LA TAGLIOLA DI GRILLO
In questa bellissima contorsione, si sono adeguati alla volontà del capo unico che in quella consultazione mesi addietro aveva perso – ora lo sappiamo – solo temporaneamente la partita.
Così adesso, coperti da un tanga d’ordinanza piuttosto imbarazzante, provano a far capriole per giustificare questo sorprendente allineamento al pensiero di Grillo.
Del resto, tra “evasioni” ed espulsioni devono essere rimasti in casa i “migliori”, i più affidabili e rispettosi del potere e ciò che il mese scorso sembrava impossibile, ora è vero: si può contraddire la base, a condizione che lo staff lo voglia. Come per i talk show: hanno fatto un cimitero di “traditori” troppo sensibili ai richiami del piacere del salotto tv ma, da qualche settimana, i parlamentari cinquestelle volteggiano in quei salotti come farfalle in primavera.
L’etica si sposta, la norma ha meno spessore del celebre tanga, e tuttavia si presentano come difensori della democrazia, come chi ha la sola ricetta giusta per evitare nel Paese una svolta autoritaria. La sola ricetta starebbe quindi nella tagliola che Grillo ha loro imposto: se sgarri dalla linea, paghi duecentocinquantamila euro di multa di tasca tua. Questa è democrazia, questo il messaggio.
Ecco perché si vota tutti in coro, nonostante si tratti di piegare a gomito il percorso che a proposito di clandestini lo stesso M5S aveva descritto.
Erano stati due senatori del Movimento a presentare un emendamento con il quale si apriva la strada alla depenalizzazione del reato di clandestinità: pareva che questa ottima iniziativa avrebbe tenuto a battesimo una glasnost grillina. Un successivo post sul blog dei blog aveva chiarito invece l’atteggiamento del capo megafono: «Se durante le elezioni politiche avessimo proposto l’abolizione del reato di clandestinità… il Movimento Cinque Stelle avrebbe preso percentuali da prefisso telefonico».
Dura sconfessione dei suoi, richiamo estroverso e potente ad una furbizia alla quale si son sempre detti estranei.
Per questo, aveva fatto discreto clamore il fatto che, a gennaio, la base, chiamata ad esprimersi con un referendum on line, avesse ciò nonostante preferito sposare a maggioranza la depenalizzazione, a dispetto delle cautele del capo.
Ma la frattura si è ricomposta ieri, con quel voto che si è accodato a quelli della Lega di Salvini e di Fratelli d’Italia, il parco culturale che il mondo ci invidia.
Confusi tra elmi, corni, ampolline, i parlamentari cinquestelle si difendono come possono: hanno pubblicato una nota sul loro sito in cui, è bene che tutti sappiano, danno del «galoppino del Pd» a chiunque sostenga che avrebbero votato contro la depenalizzazione del reato di clandestinità.
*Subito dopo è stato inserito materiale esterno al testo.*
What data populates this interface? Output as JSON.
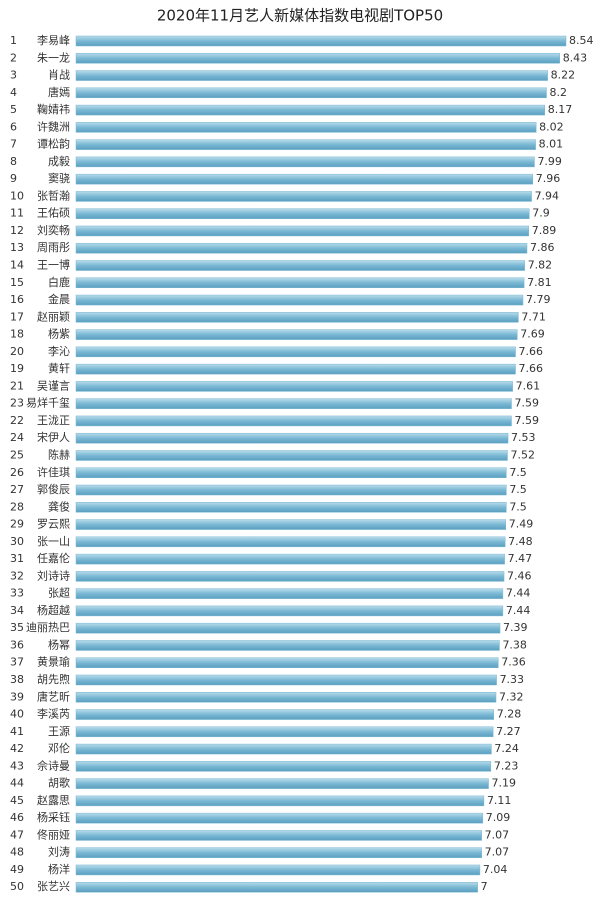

Quindi, basta aprire gli occhi per meritarsi questa terribile “accusa”.
Come se quelli di Forza Italia “denunciassero” come piddini quelli per i quali i parlamentari Pdl avrebbero votato in aula sostenendo che il caimano riteneva davvero Ruby la nipote di Mubarak, e smentissero così di aver votato a quel modo.
Gira la testa?
È normale.
Invece, loro insistono: affermano di aver votato gli emendamenti che andavano in direzione della depenalizzazione; vero, tranne che alla fine han votato contro la legge: è facile fare i fighi con gli emendamenti.
Poi, lamentano che la legge contenesse quattro provvedimenti, benché tra loro connessi. Poi, non vogliono concedere al governo – dicono – nuove deleghe in materie tanto delicate; infine, denunciano, troppa discrezionalità per i giudici.
Tutte le scuse son buone, persino quelle pronunciate in un politichese da cadavere putrefatto, quando sei con le unghie conficcate in una lavagna.